Habillée d’une grande robe opaline, et d’un chapeau d’époque, j’observe avec dépit les deux valises pleines. Nous avons pris des modèles âgés pour ne pas détonner dans le décor de Saint-Vaast. Je me demande comment faire entrer le stock de déodorant.

— Maman !

Ma mère passe dans une belle robe améthyste.

— Tu t’en sors ?

— Non.

— Mais tu as pris tes baskets ?

— Ben si je veux aller courir ou si on part l’aventure.

— Et tu as pensé à tes talons hauts ?

— Dans cette valise, avec la lingerie, le maquillage, les paillettes et les bijoux… et aussi ma fameuse collection en cas d’envie urgente. Et j’ai aussi mis l’appareil photo, les batteries et les cartes mémoires. Et dans celle-là, c’est tout le reste, vêtements de ce monde, paquets de cafés, serviettes, gants, lessive à main, shampoing, crème solaire pour le début, tubes de dentifrice…

— Je prends tes déodorants. Si on veut être parties avant qu’il fasse jour…

— Merci.

— Je n’ai qu’une valise, moi.

— Oui, mais moi, je suis une princesse.

Elle rit puis s’éloigne avec le carton de déodorants. Mes lourdes valises fermées, je descends les escaliers en les laissant frapper les marches. Mon père se précipite pour m’aider et les charger dans la voiture.

Le soleil se lève timidement pendant que nous faisons la route. Depuis le temps que nous parlons de ce projet, je suis impatiente de retrouver le soleil de l’autre monde.

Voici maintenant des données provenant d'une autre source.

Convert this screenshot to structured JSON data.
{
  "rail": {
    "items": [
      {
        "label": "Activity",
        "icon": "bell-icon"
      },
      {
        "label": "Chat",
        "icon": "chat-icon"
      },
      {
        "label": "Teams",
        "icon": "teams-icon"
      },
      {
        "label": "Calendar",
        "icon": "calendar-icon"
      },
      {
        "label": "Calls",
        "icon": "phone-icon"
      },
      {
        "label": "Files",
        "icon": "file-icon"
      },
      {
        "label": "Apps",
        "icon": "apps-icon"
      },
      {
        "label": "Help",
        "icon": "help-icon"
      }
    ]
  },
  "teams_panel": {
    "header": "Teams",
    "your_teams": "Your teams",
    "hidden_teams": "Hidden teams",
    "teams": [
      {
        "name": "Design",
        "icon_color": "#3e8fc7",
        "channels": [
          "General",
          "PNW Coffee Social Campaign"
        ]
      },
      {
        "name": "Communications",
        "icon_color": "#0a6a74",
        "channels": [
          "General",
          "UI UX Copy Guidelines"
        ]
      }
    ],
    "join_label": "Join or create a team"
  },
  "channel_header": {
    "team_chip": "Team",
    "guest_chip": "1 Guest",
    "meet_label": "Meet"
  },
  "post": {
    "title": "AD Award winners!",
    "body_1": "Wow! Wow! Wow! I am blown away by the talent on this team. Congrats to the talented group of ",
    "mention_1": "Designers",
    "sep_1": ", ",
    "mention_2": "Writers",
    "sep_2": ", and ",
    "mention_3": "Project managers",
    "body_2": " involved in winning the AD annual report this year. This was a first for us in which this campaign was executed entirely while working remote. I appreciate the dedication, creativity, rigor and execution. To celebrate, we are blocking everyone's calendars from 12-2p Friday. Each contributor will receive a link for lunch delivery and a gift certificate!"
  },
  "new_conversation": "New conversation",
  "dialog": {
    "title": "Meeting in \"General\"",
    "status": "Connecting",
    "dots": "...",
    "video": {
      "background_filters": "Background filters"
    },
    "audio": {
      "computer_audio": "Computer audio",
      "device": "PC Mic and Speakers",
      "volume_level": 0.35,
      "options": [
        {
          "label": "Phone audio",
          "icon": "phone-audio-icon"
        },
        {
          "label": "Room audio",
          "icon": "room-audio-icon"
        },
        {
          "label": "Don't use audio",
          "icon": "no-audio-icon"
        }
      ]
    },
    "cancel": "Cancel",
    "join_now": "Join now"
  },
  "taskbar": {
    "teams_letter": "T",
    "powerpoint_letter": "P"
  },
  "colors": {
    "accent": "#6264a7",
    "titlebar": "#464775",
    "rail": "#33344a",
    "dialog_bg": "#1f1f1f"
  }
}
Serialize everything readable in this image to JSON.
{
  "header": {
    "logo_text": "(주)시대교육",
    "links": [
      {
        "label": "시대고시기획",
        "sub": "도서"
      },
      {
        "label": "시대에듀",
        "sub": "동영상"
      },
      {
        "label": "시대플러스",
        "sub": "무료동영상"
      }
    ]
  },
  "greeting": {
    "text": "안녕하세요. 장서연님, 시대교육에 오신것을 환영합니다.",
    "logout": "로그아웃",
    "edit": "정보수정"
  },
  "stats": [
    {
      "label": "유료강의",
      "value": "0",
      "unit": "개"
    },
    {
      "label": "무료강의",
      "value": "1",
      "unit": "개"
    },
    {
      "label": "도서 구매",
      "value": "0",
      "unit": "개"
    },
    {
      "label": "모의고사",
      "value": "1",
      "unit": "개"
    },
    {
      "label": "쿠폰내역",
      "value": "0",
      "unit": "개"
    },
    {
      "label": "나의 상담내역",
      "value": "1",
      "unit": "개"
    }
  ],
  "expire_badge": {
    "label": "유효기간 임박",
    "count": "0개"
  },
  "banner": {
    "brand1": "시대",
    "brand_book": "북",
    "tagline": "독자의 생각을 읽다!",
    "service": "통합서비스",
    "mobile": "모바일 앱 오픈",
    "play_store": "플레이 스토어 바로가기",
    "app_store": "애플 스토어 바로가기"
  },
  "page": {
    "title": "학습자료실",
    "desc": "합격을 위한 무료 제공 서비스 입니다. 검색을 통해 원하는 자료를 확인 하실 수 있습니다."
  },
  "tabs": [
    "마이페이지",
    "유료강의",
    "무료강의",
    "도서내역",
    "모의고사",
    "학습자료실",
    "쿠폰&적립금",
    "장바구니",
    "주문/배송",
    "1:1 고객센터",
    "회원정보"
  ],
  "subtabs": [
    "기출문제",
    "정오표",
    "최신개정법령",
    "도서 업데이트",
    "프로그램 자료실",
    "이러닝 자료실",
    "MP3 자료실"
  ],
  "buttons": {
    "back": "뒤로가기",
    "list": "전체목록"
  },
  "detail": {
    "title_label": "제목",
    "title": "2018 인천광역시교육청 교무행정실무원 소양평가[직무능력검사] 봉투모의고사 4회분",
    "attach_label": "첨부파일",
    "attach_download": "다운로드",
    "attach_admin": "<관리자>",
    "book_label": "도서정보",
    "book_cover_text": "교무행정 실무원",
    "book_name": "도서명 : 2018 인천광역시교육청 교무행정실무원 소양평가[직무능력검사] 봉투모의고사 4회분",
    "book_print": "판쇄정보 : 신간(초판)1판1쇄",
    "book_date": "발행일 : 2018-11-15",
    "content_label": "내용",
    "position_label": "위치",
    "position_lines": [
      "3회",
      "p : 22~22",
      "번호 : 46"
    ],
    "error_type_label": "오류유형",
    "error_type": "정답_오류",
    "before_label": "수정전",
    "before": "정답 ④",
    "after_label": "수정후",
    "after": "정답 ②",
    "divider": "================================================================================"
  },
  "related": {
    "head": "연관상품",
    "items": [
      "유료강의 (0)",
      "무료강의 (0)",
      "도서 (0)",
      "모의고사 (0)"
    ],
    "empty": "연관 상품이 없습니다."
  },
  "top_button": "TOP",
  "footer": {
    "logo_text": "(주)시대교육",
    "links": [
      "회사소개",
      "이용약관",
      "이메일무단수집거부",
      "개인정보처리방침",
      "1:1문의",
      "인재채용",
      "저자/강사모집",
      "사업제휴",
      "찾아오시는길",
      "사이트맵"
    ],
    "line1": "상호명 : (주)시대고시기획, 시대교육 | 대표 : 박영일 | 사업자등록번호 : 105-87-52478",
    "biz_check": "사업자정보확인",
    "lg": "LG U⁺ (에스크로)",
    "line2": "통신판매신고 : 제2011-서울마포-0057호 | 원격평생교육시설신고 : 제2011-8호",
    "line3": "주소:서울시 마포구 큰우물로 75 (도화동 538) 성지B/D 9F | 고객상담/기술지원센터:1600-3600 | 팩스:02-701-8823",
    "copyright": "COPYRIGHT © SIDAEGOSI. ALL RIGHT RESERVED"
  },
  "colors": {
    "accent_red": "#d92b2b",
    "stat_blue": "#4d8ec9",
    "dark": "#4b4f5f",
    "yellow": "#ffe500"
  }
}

Mon père gare la voiture non loin de l’appartement, puis nous longeons les ruelles. Quelques passants emmitouflés dans leurs écharpes regardent avec curiosité les robes que nous portons. Nous montons les escaliers étroits du vieil immeuble, puis parvenus au quatrième étage, nous ouvrons la porte. Mon père reste sur le seuil. Etonnée, je demande :

— Tu ne veux pas un café ?

— Non. Il faut que je reparte assez vite. — Il m’ouvre les bras et m’embrasse. — Prends soin de toi, ma chérie.

Il pose ses yeux sur ma mère et lui octroie un au revoir, puis tourne les talons sans même l’avoir embrassée. Un frisson froid me remonte le long du dos. Maman pose sa main sur mon bras.

— Ne t’inquiète pas.

Elle ferme la porte, puis, la malice dans les yeux, elle tourne la clé dans la serrure. Au troisième tour, le soleil matinal vient frapper les carreaux.

— Extraordinaire ! Enfin nous y sommes !

Elle ouvre la porte, puis nous descendons poser les valises sur le quai, où nous levons la flèche d’arrêt. Maman rit :

— J’ai déjà trop chaud !

— Moi aussi. Je me suis déshabituée.

— C’est la plus grande aventure de ma vie !

Je souris à son enthousiasme, puis m’adosse au mur. À en juger les rayons qui traversent de biais la cime des arbres, il est encore tôt pour que le train arrive. Les moustiques, attirés par la nouveauté, ciblent la joue de ma mère qui se met une gifle.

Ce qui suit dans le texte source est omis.